A chegada está prevista para as 10h00, hora local e italiana.
Essa peregrinação apostólica de 60 horas já está sendo seguida com grande interesse por inúmeras razões.
Em primeiro lugar, porque no último dia 30 de março, após uma hospitalização imprevista do Papa na Policlínica Gemelli, em Roma, pensou-se imediatamente que fosse muito provável que Francisco não pudesse cumprir o compromisso assumido há dois anos, após sua primeira breve visita à Hungria por ocasião do encerramento do 52º Congresso Eucarístico (setembro de 2021). Depois de uma inesperada confusão comunicativa por parte do Vaticano, foi o próprio Papa que contou a um amigo - que por sua vez contou à agência de notícias Ansa - que na tarde da internação Francisco havia chegado à Policlínica em estado de inconsciência.
Havia duas versões oficiais para o mal-estar do Papa: primeiro falava-se de "exames agendados" e depois de "bronquite infecciosa". No último dia 1 de abril, quando o Pontífice regressou a Santa Marta, as televisões apresentaram um Papa cansado, sem voz e fraco, cheio de boa vontade que, no entanto, o físico parecia não querer acompanhar. Então, 26 dias atrás, parecia claro que a viagem à Hungria seria cancelada.

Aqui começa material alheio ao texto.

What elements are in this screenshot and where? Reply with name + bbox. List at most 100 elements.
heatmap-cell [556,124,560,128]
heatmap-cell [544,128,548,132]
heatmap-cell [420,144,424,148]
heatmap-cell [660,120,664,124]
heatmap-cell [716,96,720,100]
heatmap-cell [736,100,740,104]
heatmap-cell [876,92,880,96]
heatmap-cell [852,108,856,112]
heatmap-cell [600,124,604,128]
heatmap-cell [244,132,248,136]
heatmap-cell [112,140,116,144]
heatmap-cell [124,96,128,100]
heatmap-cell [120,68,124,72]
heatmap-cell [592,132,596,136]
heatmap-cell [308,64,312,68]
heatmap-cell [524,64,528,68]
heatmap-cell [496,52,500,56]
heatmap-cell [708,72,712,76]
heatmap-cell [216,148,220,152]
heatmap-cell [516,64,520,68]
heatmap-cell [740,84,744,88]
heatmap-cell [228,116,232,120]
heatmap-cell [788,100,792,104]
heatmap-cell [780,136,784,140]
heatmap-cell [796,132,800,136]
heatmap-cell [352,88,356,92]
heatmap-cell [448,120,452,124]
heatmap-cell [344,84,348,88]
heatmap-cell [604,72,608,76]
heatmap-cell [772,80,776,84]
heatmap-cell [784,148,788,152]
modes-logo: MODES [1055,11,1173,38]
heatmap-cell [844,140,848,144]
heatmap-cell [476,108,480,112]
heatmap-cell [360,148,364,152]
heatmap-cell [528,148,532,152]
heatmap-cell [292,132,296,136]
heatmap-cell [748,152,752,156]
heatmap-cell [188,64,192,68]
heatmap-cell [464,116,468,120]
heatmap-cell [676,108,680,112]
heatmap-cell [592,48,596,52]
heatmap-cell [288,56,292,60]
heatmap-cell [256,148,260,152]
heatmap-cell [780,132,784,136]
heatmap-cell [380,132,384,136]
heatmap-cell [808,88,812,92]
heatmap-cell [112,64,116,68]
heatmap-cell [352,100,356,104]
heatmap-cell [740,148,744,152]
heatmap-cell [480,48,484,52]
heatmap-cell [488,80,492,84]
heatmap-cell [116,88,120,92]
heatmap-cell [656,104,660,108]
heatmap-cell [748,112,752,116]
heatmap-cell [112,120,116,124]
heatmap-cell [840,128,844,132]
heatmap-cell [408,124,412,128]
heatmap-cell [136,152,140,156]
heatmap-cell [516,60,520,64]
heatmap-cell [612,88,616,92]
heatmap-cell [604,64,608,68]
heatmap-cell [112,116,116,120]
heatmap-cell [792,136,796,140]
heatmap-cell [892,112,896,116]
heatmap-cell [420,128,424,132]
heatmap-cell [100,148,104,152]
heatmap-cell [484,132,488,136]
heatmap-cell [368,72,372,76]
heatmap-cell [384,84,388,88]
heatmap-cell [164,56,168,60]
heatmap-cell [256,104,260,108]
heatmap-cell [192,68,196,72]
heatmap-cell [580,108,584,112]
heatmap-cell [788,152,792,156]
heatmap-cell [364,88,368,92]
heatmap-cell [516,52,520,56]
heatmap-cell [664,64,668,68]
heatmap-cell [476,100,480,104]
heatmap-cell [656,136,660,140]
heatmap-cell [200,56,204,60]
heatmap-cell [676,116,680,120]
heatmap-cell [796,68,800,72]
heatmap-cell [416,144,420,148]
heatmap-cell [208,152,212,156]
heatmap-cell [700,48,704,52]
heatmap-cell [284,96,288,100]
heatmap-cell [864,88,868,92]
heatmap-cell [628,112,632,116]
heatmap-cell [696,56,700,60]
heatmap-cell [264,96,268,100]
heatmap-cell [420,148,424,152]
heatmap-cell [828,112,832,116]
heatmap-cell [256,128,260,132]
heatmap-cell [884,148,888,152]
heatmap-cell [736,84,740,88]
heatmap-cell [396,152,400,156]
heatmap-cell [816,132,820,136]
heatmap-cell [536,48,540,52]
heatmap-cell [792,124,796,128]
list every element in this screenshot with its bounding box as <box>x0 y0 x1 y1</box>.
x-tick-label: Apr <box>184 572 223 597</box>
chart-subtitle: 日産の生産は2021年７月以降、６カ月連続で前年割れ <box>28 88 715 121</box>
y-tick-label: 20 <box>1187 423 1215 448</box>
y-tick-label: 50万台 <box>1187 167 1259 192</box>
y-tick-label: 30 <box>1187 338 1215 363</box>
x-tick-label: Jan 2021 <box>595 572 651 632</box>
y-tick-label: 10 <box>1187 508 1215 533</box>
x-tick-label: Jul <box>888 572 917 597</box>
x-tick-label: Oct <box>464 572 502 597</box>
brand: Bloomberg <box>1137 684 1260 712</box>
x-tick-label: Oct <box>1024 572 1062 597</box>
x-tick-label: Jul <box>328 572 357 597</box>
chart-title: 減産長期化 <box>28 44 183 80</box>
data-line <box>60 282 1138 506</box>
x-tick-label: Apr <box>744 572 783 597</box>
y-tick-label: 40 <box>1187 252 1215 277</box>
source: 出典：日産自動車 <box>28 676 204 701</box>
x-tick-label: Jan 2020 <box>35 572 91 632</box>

Não aconteceu assim, e certamente os húngaros foram os primeiros a se alegrar com a rápida recuperação do Santo Padre.
Um programa exigente aguarda o Pontífice - pelo menos 13 eventos - mas bem calibrado sobretudo para poder enfrentar a situação de grave desabilidade causada pela gonartrose.
Um segundo motivo relevante relativo à atenção da mídia sobre a viagem obviamente diz respeito à situação atual naquela área da Europa: a guerra da Rússia contra a Ucrânia, que compartilha uma fronteira de 135 km com a Hungria. Nessas fronteiras está localizada Záhony (uma cidade húngara de 4.000 habitantes), um dos "trânsitos" mais importantes de onde os ucranianos deslocados podem passar para outros países da região, a Hungria em primeiro lugar. No início de março, de acordo com o ACNUR, cerca de 200.000 ucranianos deslocados haviam chegado ao país.
A guerra da Rússia contra a Ucrânia após o fracasso da blitzkrieg para instalar um governo fantoche, está às portas da Hungria e muitas consequências fazem parte da situação húngara de hoje. O governo do Premiê Viktor Orbán, que tem várias importantes questões socioeconômicas e políticas pendentes com a maioria dos países da União Europeia, está ao mesmo tempo tentando expressar uma política prudentemente equidistante para não ser, por um lado, hostil a Vladimir Putin e, por outro lado, um gerador de divisão dentro da União Europeia fortemente compactada contra o Kremlin.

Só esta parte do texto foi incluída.